Manufacturers can provide misleading information in their package inserts to hide safety concerns. For example, Merck’s Gardasil product circular combines the control and saline control groups into a single group, making it appear that the control group issues are half as serious as they are. Up to page 6 there are three groups listed, but on page 6, the Systemic Adverse Events are suddenly combined for the two groups.

What used to be called “side effects” and now referred to as “new medical issues” as though the vaccine has nothing to do with the injury.

There is an inherent problem with trusting pharmaceutical companies to evaluate and accurately report the risk of using their own products. (Consider the Vioxx tragedy.) A 2017 article in Slate titled “What the Gardasil Testing May Have Missed” exposes serious flaws in Merck’s clinical trials for its HPV vaccine, which made it considerably harder to adequately assess risk; it is a sobering picture of what happens when pharmaceutical giants are left unchecked.

Moreover, not only have the individual vaccines not been adequately tested for safety, the current practice of administering multiple vaccines simultaneously has never been tested in any way.

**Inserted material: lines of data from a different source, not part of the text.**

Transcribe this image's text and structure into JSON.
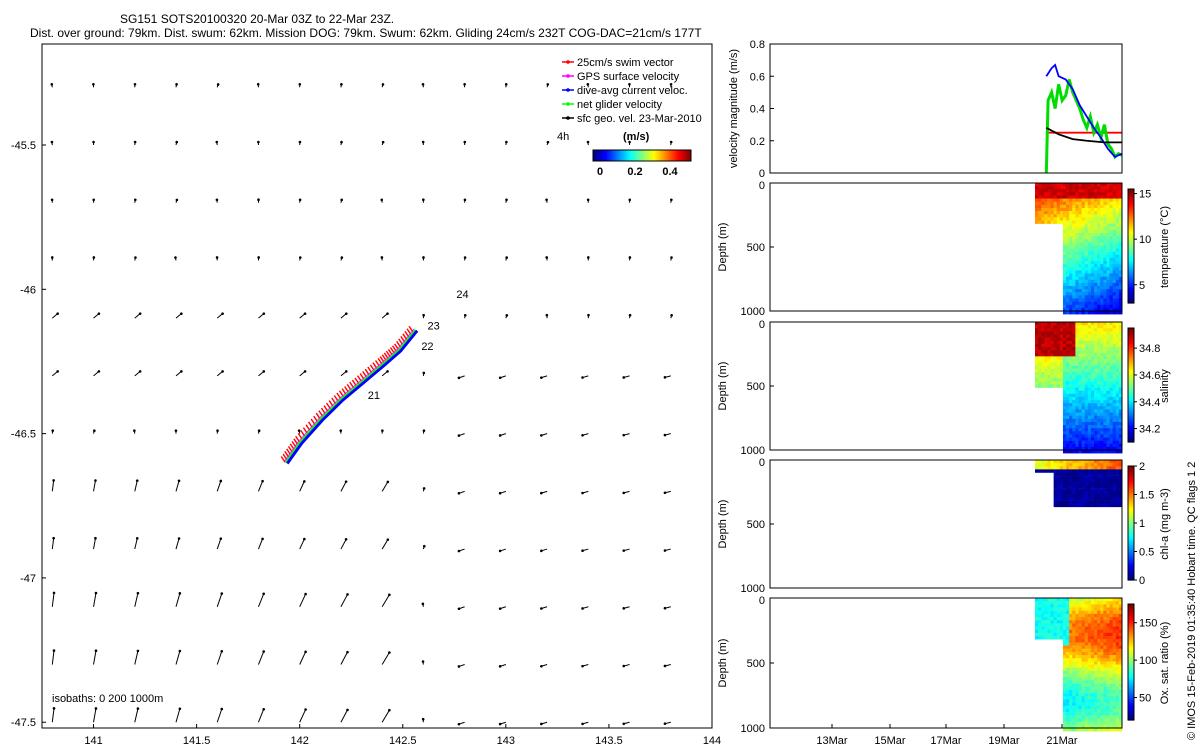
{
  "header": {
    "title": "SG151 SOTS20100320 20-Mar 03Z to 22-Mar 23Z.",
    "subtitle": "Dist. over ground: 79km. Dist. swum: 62km. Mission DOG: 79km. Swum: 62km. Gliding 24cm/s 232T COG-DAC=21cm/s 177T"
  },
  "footer": {
    "credit": "© IMOS 15-Feb-2019 01:35:40 Hobart time. QC flags 1  2",
    "isobaths": "isobaths: 0   200  1000m"
  },
  "chart_data": [
    {
      "id": "map",
      "type": "scatter",
      "x_ticks": [
        "141",
        "141.5",
        "142",
        "142.5",
        "143",
        "143.5",
        "144"
      ],
      "y_ticks": [
        "-45.5",
        "-46",
        "-46.5",
        "-47",
        "-47.5"
      ],
      "xlim": [
        140.75,
        144.0
      ],
      "ylim": [
        -47.52,
        -45.15
      ],
      "legend": {
        "placement": "top-right",
        "entries": [
          {
            "label": "25cm/s swim vector",
            "color": "#ff0000"
          },
          {
            "label": "GPS surface velocity",
            "color": "#ff00ff"
          },
          {
            "label": "dive-avg current veloc.",
            "color": "#0000ff"
          },
          {
            "label": "net glider velocity",
            "color": "#00ff00"
          },
          {
            "label": "sfc geo. vel. 23-Mar-2010",
            "color": "#000000"
          }
        ]
      },
      "scale_label": "4h",
      "colorbar": {
        "unit": "(m/s)",
        "ticks": [
          "0",
          "0.2",
          "0.4"
        ]
      },
      "track": {
        "x": [
          141.93,
          142.0,
          142.1,
          142.2,
          142.3,
          142.4,
          142.48,
          142.56
        ],
        "y": [
          -46.6,
          -46.53,
          -46.45,
          -46.38,
          -46.32,
          -46.26,
          -46.21,
          -46.14
        ]
      },
      "day_labels": [
        {
          "text": "21",
          "x": 142.33,
          "y": -46.38
        },
        {
          "text": "22",
          "x": 142.59,
          "y": -46.21
        },
        {
          "text": "23",
          "x": 142.62,
          "y": -46.14
        },
        {
          "text": "24",
          "x": 142.76,
          "y": -46.03
        }
      ]
    },
    {
      "id": "velocity",
      "type": "line",
      "ylabel": "velocity magnitude (m/s)",
      "y_ticks": [
        "0",
        "0.2",
        "0.4",
        "0.6",
        "0.8"
      ],
      "ylim": [
        0,
        0.8
      ],
      "series": [
        {
          "color": "#ff0000",
          "x": [
            0.785,
            1.0
          ],
          "y": [
            0.25,
            0.25
          ]
        },
        {
          "color": "#00dd00",
          "x": [
            0.785,
            0.79,
            0.8,
            0.81,
            0.82,
            0.83,
            0.84,
            0.85,
            0.86,
            0.87,
            0.88,
            0.89,
            0.9,
            0.91,
            0.92,
            0.93,
            0.94,
            0.95,
            0.96,
            0.97,
            0.98,
            0.99,
            1.0
          ],
          "y": [
            0.0,
            0.45,
            0.5,
            0.4,
            0.55,
            0.45,
            0.48,
            0.58,
            0.5,
            0.45,
            0.4,
            0.33,
            0.28,
            0.35,
            0.25,
            0.3,
            0.22,
            0.3,
            0.18,
            0.15,
            0.1,
            0.12,
            0.11
          ]
        },
        {
          "color": "#0000ff",
          "x": [
            0.785,
            0.8,
            0.81,
            0.82,
            0.84,
            0.86,
            0.88,
            0.9,
            0.92,
            0.94,
            0.96,
            0.98,
            1.0
          ],
          "y": [
            0.6,
            0.65,
            0.67,
            0.6,
            0.58,
            0.52,
            0.42,
            0.35,
            0.28,
            0.22,
            0.15,
            0.1,
            0.12
          ]
        },
        {
          "color": "#000000",
          "x": [
            0.785,
            0.82,
            0.86,
            0.9,
            0.95,
            1.0
          ],
          "y": [
            0.28,
            0.24,
            0.21,
            0.2,
            0.19,
            0.19
          ]
        }
      ]
    },
    {
      "id": "temperature",
      "type": "heatmap",
      "ylabel": "Depth (m)",
      "y_ticks": [
        "0",
        "500",
        "1000"
      ],
      "ylim": [
        1000,
        0
      ],
      "colorbar": {
        "label": "temperature (°C)",
        "ticks": [
          "5",
          "10",
          "15"
        ],
        "min": 3,
        "max": 15.5
      }
    },
    {
      "id": "salinity",
      "type": "heatmap",
      "ylabel": "Depth (m)",
      "y_ticks": [
        "0",
        "500",
        "1000"
      ],
      "ylim": [
        1000,
        0
      ],
      "colorbar": {
        "label": "salinity",
        "ticks": [
          "34.2",
          "34.4",
          "34.6",
          "34.8"
        ],
        "min": 34.1,
        "max": 34.95
      }
    },
    {
      "id": "chla",
      "type": "heatmap",
      "ylabel": "Depth (m)",
      "y_ticks": [
        "0",
        "500",
        "1000"
      ],
      "ylim": [
        1000,
        0
      ],
      "colorbar": {
        "label": "chl-a (mg m-3)",
        "ticks": [
          "0",
          "0.5",
          "1",
          "1.5",
          "2"
        ],
        "min": 0,
        "max": 2
      }
    },
    {
      "id": "oxygen",
      "type": "heatmap",
      "ylabel": "Depth (m)",
      "y_ticks": [
        "0",
        "500",
        "1000"
      ],
      "ylim": [
        1000,
        0
      ],
      "x_ticks": [
        "13Mar",
        "15Mar",
        "17Mar",
        "19Mar",
        "21Mar"
      ],
      "colorbar": {
        "label": "Ox. sat. ratio (%)",
        "ticks": [
          "50",
          "100",
          "150"
        ],
        "min": 20,
        "max": 175
      }
    }
  ]
}
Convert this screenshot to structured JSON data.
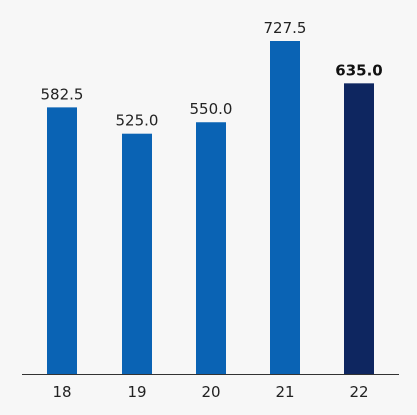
{
  "chart_data": {
    "type": "bar",
    "categories": [
      "18",
      "19",
      "20",
      "21",
      "22"
    ],
    "values": [
      582.5,
      525.0,
      550.0,
      727.5,
      635.0
    ],
    "value_labels": [
      "582.5",
      "525.0",
      "550.0",
      "727.5",
      "635.0"
    ],
    "highlight_index": 4,
    "title": "",
    "xlabel": "",
    "ylabel": "",
    "ylim": [
      0,
      750
    ],
    "grid": false,
    "legend": "none",
    "colors": {
      "bar": "#0a63b4",
      "highlight": "#0e2660",
      "axis": "#333333",
      "background": "#f7f7f7"
    }
  }
}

Public video of the CDC’s 2018 Advisory Committee on Immunization Practices’ meeting, discussing and voting on whether to add the new Hepatitis B vaccine to the vaccine schedule, perfectly demonstrates how vaccines are rubber stamped for use in all American children:

Dr. Hunter: Is there any comment on using this vaccine at the same time with other adjuvanted vaccines?

CDC: We have no data to make a recommendation one way or the other.

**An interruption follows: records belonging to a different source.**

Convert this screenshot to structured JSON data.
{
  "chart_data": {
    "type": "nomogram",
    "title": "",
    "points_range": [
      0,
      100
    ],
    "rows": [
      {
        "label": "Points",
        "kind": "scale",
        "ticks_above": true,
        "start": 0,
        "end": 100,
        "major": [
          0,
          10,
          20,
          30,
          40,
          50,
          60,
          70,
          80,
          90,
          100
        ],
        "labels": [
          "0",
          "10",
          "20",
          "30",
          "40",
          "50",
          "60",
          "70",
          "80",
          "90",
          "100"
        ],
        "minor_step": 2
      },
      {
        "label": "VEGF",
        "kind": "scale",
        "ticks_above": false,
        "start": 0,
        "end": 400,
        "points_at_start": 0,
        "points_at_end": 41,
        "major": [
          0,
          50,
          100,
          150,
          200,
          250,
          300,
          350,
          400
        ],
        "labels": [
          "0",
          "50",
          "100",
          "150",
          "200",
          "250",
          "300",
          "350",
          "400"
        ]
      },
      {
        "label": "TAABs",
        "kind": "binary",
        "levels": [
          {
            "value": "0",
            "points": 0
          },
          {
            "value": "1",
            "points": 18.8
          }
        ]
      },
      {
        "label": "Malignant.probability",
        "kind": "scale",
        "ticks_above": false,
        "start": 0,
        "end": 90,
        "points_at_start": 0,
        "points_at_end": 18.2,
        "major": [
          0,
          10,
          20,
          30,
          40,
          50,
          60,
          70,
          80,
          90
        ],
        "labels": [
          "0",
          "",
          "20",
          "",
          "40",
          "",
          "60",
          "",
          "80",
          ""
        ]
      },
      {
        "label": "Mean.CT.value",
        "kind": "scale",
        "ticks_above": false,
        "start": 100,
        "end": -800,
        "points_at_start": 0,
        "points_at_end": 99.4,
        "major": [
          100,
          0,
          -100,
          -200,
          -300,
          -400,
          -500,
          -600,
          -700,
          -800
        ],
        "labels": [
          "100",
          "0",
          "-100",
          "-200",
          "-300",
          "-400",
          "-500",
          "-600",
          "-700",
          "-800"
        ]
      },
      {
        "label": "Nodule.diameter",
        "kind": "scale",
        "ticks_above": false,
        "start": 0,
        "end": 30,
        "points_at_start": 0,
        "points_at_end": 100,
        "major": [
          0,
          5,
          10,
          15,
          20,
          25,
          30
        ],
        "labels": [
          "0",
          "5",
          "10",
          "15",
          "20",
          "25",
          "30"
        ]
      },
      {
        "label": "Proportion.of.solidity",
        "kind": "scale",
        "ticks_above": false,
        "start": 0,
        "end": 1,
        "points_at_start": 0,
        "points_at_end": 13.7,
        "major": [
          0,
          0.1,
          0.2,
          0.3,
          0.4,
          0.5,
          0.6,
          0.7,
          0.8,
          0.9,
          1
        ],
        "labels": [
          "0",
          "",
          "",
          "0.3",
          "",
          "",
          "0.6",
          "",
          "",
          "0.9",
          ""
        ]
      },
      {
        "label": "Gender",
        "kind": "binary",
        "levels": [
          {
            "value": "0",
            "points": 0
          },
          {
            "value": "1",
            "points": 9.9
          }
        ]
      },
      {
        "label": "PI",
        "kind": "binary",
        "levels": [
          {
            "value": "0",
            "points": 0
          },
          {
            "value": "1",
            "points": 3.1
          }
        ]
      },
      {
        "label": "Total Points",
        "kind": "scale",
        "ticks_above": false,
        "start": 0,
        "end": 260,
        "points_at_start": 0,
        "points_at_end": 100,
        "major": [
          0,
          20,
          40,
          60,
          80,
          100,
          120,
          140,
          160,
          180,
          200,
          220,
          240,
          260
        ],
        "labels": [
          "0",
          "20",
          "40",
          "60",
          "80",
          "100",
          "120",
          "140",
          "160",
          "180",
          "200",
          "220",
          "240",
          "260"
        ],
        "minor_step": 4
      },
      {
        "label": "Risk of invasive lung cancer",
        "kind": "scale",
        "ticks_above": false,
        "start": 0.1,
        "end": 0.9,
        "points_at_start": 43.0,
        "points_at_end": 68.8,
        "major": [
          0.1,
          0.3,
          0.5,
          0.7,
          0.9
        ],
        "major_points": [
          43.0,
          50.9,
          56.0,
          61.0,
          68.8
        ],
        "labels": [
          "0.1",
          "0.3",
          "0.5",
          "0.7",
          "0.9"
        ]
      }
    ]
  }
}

CDC 2: So, just to sort of put this in the context of other vaccines, while pre-clinical studies were not done using these vaccines simultaneously, our general approach to immunizations is that they can be given at the same time in different limbs.

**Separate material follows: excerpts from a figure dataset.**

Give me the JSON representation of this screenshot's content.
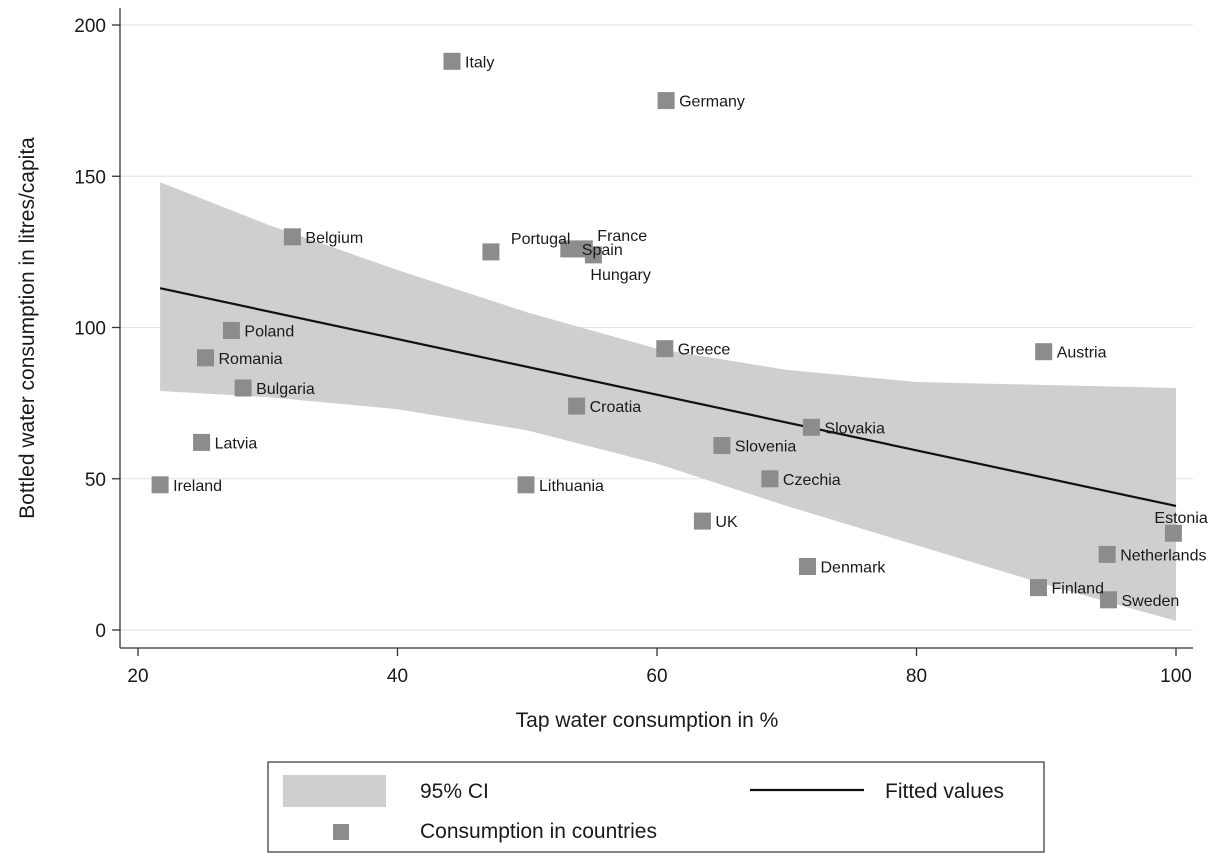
{
  "chart_data": {
    "type": "scatter",
    "xlabel": "Tap water consumption in %",
    "ylabel": "Bottled water consumption in litres/capita",
    "xlim": [
      20,
      100
    ],
    "ylim": [
      0,
      200
    ],
    "xticks": [
      "20",
      "40",
      "60",
      "80",
      "100"
    ],
    "yticks": [
      "0",
      "50",
      "100",
      "150",
      "200"
    ],
    "grid": true,
    "legend_placement": "bottom",
    "colors": {
      "ci_band": "#cfcfcf",
      "marker": "#8c8c8c",
      "fit_line": "#111111"
    },
    "series": [
      {
        "name": "Consumption in countries",
        "kind": "points",
        "points": [
          {
            "label": "Italy",
            "x": 44.2,
            "y": 188
          },
          {
            "label": "Germany",
            "x": 60.7,
            "y": 175
          },
          {
            "label": "Belgium",
            "x": 31.9,
            "y": 130
          },
          {
            "label": "Portugal",
            "x": 47.2,
            "y": 125
          },
          {
            "label": "Spain",
            "x": 53.2,
            "y": 126
          },
          {
            "label": "France",
            "x": 54.4,
            "y": 126
          },
          {
            "label": "Hungary",
            "x": 55.1,
            "y": 124
          },
          {
            "label": "Poland",
            "x": 27.2,
            "y": 99
          },
          {
            "label": "Romania",
            "x": 25.2,
            "y": 90
          },
          {
            "label": "Bulgaria",
            "x": 28.1,
            "y": 80
          },
          {
            "label": "Greece",
            "x": 60.6,
            "y": 93
          },
          {
            "label": "Austria",
            "x": 89.8,
            "y": 92
          },
          {
            "label": "Croatia",
            "x": 53.8,
            "y": 74
          },
          {
            "label": "Slovakia",
            "x": 71.9,
            "y": 67
          },
          {
            "label": "Slovenia",
            "x": 65.0,
            "y": 61
          },
          {
            "label": "Latvia",
            "x": 24.9,
            "y": 62
          },
          {
            "label": "Czechia",
            "x": 68.7,
            "y": 50
          },
          {
            "label": "Ireland",
            "x": 21.7,
            "y": 48
          },
          {
            "label": "Lithuania",
            "x": 49.9,
            "y": 48
          },
          {
            "label": "UK",
            "x": 63.5,
            "y": 36
          },
          {
            "label": "Estonia",
            "x": 99.8,
            "y": 32
          },
          {
            "label": "Netherlands",
            "x": 94.7,
            "y": 25
          },
          {
            "label": "Denmark",
            "x": 71.6,
            "y": 21
          },
          {
            "label": "Finland",
            "x": 89.4,
            "y": 14
          },
          {
            "label": "Sweden",
            "x": 94.8,
            "y": 10
          }
        ]
      },
      {
        "name": "Fitted values",
        "kind": "line",
        "x": [
          21.7,
          100
        ],
        "y": [
          113,
          41
        ]
      },
      {
        "name": "95% CI",
        "kind": "band",
        "x": [
          21.7,
          30,
          40,
          50,
          60,
          70,
          80,
          90,
          100
        ],
        "upper": [
          148,
          134,
          119,
          105,
          93,
          86,
          82,
          81,
          80
        ],
        "lower": [
          79,
          77,
          73,
          66,
          55,
          41,
          28,
          15,
          3
        ]
      }
    ]
  }
}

Dr. Hunter: Are adjuvanted, multiple adjuvanted vaccines used in Europe or other markets?

Dr. Ward: Not to my knowledge

CDC: Okay, I think unless there’s any further discussion, we will take a vote on this recommendation [… ] So the voting is completed and it is unanimous to support this recommendation.  And does anyone around the table have any comments they wish to make about their vote?

Note here that the reservations were voiced only AFTER the recommendation had already been approved. How is this help American children? Where is the debate?

Dr. Stephens: So, just a slight reservation. I think this is a huge advance and a step forward. I am concerned about that signal. That myocardial infarction signal. I am concerned about the user of this new adjuvant and certainly urge us to continue to look at the post-marketing data carefully.

Dr. Hunter: Just a question about that. How soon would we be getting that post-marketing data update here?

CDC: There’s two kinds of data. The vaccine safety datalink data will require people to be using the vaccine to develop substantive database, and Dr. Sun, do you want to comment on the post-marketing data that the FDA is requiring?

Dr. Sun: I think for the myocardial infarction study…the date is likely for May 31, 2020. There will also be studies looking at autoimmune diseases as well as herpes zoster. And there will be a pregnancy registry as well. That’s’ all included in the post-marketing surveillance.

CDC: Thank you.

What is post-marketing surveillance data? It’s the adverse events reported by Americans after getting the vaccine.